Poche cose in realtà: all'inizio voleva soltanto assaggiare i nuovi cibi.

Una mattina provai a darle uno spicchio di mela.

 

Eravamo sole in casa, l'avevo in braccio e intanto facevo colazione. Andava tutto bene, teneva lo spicchio in mano e ogni tanto gli dava una ciucciatina per vedere cos'era questo nuovo strano alimento.

D'un tratto qualcosa cambiò e cominciò ad agitarsi emettendo strani suoni: guardai lei, guardai la mela, ne mancava un pezzo. Si stava strozzando.

Provai a batterle dietro la schiena, niente. Provai a metterle un dito in gola ma niente; annaspava sempre di più e mentre io non sapevo cos'altro fare lanciai un urlo di terrore e disperazione rivolto alla Madonna.

Mi stava morendo li, tra le braccia, e non c'era nessuno che poteva aiutarmi.

Come per istinto in un ultimo tentativo la misi seduta sulle ginocchia, la schiena rivolta a me, e con le due mani unite premetti forte sotto lo sterno, un movimentodi compressione improvviso e un po' forte; ci mise tre o quattro interminabili secondi a sputare ad un paio di metri il pezzetto di mela che ostruiva la gola.

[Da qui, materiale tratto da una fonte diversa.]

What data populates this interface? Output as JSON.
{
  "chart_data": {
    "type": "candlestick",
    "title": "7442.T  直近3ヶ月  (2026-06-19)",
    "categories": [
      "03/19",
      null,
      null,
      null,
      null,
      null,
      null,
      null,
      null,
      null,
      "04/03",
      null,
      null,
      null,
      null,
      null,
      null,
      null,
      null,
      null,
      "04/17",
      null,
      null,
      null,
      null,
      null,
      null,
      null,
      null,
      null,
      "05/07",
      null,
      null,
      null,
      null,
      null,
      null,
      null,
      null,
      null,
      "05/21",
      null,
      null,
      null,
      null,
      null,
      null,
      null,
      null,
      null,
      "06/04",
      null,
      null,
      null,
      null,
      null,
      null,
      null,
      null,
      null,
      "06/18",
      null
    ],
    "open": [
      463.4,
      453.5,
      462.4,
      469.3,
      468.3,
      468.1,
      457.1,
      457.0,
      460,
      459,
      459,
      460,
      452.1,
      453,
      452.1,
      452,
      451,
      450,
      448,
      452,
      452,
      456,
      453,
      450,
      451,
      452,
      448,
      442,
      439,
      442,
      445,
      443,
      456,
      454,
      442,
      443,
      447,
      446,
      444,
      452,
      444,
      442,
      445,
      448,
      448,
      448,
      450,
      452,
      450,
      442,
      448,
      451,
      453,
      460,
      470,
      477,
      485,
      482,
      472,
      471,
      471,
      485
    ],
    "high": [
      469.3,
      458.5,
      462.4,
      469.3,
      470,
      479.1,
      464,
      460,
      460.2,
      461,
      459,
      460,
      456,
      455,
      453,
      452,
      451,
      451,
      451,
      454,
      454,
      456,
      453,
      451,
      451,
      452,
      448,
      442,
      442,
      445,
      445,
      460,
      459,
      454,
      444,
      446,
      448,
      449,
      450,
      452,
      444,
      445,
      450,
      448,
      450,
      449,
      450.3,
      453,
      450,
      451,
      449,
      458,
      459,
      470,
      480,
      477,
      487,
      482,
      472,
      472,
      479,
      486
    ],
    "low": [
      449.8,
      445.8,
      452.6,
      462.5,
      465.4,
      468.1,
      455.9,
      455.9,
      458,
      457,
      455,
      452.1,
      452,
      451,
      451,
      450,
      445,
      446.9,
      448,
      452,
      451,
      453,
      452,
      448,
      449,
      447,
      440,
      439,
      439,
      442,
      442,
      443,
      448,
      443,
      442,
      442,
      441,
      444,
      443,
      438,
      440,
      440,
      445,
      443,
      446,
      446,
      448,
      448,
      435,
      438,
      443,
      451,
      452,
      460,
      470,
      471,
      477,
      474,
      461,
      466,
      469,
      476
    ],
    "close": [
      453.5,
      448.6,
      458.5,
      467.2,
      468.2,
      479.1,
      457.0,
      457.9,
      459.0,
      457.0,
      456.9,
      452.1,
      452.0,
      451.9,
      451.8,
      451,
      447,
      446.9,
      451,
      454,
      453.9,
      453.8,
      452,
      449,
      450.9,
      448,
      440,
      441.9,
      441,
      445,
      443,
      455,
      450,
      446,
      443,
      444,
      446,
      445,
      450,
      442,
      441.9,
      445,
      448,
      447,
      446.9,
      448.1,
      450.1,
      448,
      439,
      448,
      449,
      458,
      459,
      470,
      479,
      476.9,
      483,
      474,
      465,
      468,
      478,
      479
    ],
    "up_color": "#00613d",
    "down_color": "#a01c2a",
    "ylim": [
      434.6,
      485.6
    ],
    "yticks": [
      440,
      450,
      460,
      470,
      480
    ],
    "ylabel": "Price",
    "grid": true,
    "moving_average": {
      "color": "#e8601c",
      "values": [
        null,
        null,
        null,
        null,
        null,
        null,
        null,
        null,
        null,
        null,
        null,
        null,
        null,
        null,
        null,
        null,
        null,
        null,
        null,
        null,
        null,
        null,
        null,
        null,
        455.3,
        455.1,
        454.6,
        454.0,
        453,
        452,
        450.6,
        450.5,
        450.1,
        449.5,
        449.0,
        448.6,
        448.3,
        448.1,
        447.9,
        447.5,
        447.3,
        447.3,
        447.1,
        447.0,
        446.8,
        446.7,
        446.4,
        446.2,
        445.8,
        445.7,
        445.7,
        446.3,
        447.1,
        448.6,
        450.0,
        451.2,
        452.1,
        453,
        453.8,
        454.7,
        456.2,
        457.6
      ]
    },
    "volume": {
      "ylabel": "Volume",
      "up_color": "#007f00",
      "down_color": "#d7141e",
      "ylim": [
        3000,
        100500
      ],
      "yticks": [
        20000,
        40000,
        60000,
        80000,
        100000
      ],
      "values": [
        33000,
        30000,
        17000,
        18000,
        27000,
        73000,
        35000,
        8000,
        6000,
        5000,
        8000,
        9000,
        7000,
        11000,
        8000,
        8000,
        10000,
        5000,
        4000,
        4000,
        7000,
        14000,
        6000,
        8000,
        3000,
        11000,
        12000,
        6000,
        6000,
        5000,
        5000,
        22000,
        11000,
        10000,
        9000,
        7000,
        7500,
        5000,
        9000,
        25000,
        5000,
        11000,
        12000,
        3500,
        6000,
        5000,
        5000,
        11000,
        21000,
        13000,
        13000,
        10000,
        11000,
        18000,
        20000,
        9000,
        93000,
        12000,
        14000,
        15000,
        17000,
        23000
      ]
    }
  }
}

Ho scoperto in questi giorni che era l'intervento giusto, la manovra da fare in questi casi: il corriere.it mise un video on-line per spiegare come fare dopo che un bimbo morì per aver ingerito un confetto, rimasto incastrato nella gola. Se non avessi fatto quel gesto sarebbe soffocata anche lei.

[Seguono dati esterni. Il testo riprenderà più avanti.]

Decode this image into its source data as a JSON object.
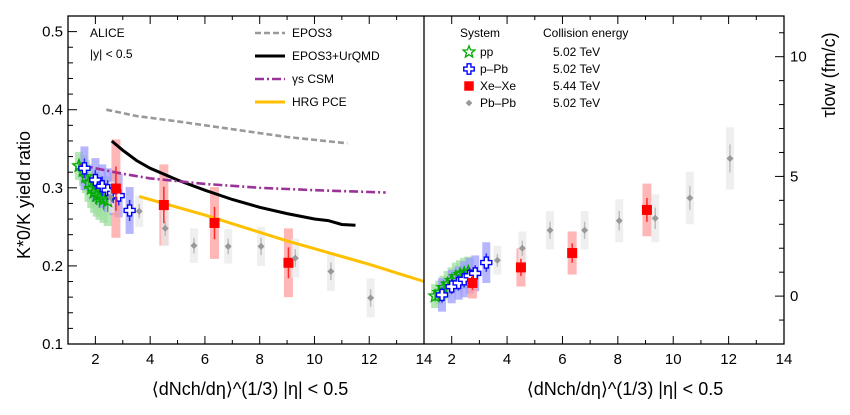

Non conoscendo la manovra é chiaro che qualcuno me l'ha suggerita, guidandomi mentre la eseguivo e penso sia dovuto all'unica persona alla quale ho chiesto aiuto in quel momento: Maria, la Madonna di Lourdes. Terrorizzata e tremolante La ringraziai e Le promisi che Le avrei portato Angelica.

Sono passati sette anni dall'episodio, sono in ritardo, ma questo fine settimana andiamo da Lei.

Perché le promesse vanno mantenute.

E perché un uomo vale quanto la sua parola.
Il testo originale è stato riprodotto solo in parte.